On peut estimer qu'entre cinq et dix pour cent de la population française sont interrogés chaque année. Il est amusant de noter que, si plus aucune personne n'acceptait de répondre aux enquêtes, toute l'économie du pays s'en trouverait totalement déstabilisée.
Les motivations sont diverses, mais en moyenne, plus d'un consommateur sur trois accepte de répondre aux enquêtes par téléphone.
Une autre méthode
pour obtenir des informations sur le consommateur consiste à envoyer des courriers en grand nombre, le
mealing. Les sociétés spécialisées dans ces genres de questionnaires, constituent des mégas bases de données. Une fois remplis, les questionnaires sont
retranscrits au maghreb, où la main d'oeuvre est moins cher, les résultats obtenus par ces questionnaires sont stockés dans de puissants ordinateurs situés près de Paris. Actuellement,
vingt deux millions de consommateurs européens sont répertoriés dans ces mégas bases de données, dont un ménage sur cinq est français.

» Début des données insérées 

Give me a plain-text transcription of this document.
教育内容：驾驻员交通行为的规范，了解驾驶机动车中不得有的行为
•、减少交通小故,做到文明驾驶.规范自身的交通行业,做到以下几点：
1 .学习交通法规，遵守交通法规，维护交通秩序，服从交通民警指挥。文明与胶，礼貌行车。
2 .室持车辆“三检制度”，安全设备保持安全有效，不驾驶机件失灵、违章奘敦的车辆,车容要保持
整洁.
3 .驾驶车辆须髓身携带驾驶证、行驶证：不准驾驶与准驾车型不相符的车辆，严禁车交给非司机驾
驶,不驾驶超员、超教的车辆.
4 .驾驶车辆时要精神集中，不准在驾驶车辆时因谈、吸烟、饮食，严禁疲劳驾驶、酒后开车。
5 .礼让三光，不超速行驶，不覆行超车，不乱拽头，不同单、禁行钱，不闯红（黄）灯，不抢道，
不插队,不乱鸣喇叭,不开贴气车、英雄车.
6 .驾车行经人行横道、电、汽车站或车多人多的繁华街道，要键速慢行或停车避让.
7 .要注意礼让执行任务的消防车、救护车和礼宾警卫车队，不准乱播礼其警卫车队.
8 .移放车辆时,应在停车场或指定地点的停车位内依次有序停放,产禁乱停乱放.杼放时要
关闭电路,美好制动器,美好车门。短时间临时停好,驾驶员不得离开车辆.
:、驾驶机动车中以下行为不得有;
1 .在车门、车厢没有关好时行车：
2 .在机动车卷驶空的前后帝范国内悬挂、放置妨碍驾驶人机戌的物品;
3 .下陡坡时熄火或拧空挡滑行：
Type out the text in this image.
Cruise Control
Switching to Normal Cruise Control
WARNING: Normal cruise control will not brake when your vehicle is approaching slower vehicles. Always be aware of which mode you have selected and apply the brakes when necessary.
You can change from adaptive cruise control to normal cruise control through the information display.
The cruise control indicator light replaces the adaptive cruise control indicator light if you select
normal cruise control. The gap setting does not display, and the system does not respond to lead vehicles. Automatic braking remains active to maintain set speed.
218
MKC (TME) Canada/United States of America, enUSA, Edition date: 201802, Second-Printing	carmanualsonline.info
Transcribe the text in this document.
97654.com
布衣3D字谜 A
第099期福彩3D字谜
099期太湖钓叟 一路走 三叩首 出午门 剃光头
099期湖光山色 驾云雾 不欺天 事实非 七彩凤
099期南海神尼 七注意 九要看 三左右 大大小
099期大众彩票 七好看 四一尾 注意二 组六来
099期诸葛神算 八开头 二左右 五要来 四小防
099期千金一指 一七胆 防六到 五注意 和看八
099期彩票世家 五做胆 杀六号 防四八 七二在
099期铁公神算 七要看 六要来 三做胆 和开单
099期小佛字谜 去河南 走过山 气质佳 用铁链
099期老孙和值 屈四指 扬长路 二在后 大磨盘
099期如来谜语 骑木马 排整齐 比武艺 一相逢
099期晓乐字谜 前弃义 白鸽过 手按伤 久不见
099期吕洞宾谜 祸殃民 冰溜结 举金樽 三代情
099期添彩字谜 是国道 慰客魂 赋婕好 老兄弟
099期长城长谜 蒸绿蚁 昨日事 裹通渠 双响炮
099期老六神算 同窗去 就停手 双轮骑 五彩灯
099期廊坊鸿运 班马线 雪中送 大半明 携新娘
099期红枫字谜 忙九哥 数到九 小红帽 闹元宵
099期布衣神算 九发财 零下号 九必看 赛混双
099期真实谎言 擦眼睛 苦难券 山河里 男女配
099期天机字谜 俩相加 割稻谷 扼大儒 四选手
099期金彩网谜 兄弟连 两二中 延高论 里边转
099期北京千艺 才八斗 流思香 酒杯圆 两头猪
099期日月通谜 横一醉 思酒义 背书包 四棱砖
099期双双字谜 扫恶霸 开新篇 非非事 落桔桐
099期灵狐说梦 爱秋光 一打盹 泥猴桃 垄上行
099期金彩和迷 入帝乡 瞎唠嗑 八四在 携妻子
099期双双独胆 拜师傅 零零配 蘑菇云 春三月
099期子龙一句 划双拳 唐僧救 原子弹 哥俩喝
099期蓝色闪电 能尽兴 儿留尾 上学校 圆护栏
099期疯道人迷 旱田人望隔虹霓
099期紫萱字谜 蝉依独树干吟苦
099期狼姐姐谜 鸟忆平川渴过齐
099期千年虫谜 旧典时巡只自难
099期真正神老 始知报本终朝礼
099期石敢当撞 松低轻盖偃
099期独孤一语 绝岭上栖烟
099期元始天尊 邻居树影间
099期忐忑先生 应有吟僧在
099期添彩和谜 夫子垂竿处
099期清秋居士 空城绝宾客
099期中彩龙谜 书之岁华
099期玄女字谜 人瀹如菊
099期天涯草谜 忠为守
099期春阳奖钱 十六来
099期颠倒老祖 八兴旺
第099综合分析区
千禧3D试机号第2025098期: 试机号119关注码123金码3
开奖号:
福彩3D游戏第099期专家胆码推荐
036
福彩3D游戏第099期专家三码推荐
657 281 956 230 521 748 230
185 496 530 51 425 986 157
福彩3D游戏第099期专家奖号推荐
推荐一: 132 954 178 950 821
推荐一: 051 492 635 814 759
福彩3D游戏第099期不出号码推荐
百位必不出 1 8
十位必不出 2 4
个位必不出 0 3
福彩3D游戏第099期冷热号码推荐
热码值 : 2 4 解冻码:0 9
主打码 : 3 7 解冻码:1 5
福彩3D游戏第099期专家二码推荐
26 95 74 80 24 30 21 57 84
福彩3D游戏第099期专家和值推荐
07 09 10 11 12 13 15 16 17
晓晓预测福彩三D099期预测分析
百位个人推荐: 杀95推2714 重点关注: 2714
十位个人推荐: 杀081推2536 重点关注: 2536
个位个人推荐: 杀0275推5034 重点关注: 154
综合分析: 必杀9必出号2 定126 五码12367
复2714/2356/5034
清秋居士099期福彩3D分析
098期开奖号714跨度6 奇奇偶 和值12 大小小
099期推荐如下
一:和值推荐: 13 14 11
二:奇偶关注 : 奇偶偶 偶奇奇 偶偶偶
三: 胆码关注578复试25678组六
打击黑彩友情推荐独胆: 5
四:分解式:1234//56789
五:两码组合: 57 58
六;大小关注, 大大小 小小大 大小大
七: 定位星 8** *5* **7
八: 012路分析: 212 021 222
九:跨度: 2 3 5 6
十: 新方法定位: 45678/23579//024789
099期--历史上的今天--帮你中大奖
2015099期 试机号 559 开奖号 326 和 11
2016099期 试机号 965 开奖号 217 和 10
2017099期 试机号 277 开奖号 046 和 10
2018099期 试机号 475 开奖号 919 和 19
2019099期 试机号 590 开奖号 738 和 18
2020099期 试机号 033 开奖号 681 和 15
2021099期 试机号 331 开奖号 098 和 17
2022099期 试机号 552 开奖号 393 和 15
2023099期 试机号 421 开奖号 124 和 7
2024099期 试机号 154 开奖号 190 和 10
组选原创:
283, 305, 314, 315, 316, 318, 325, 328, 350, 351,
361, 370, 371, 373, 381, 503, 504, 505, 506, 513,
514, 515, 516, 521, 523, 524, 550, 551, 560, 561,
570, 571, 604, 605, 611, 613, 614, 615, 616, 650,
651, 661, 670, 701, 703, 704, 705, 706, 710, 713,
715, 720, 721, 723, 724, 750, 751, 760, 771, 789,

Les grands groupes et entreprises utilisent ces informations, pour identifier quel consommateur sera susceptible de lui acheter son produit. Une fois le consommateur identifié, les fabricants lui enverront des publicités très ciblées et donc, beaucoup plus efficaces, pour le pousser à l'acte d'achat. Voilà pourquoi, pour certain, ces pratiques de sondage relèvent de l'espionnage individuel :
« Quand vous lisez les questionnaires, vous voyez qu'il y a des questions extrêmement larges, d'ordre général, et d'autre questions beaucoup plus personnelles. Les consommateurs sont complètement illusionnés, dans la mesure ou il y a un cadeau, une récompense à la clé. Ensuite, c'est le silence, le consommateur ne sait plus ce qu'on va faire de ces données, il ne sait pas, concrètement comment y accéder, comment dire stop à leur utilisation. Et nous, nous savons que ces banques de données, c'est comme une gare de triage, les institus les louent, les revendent, et font leur business avec. »
Eric, F.O. Consommateurs.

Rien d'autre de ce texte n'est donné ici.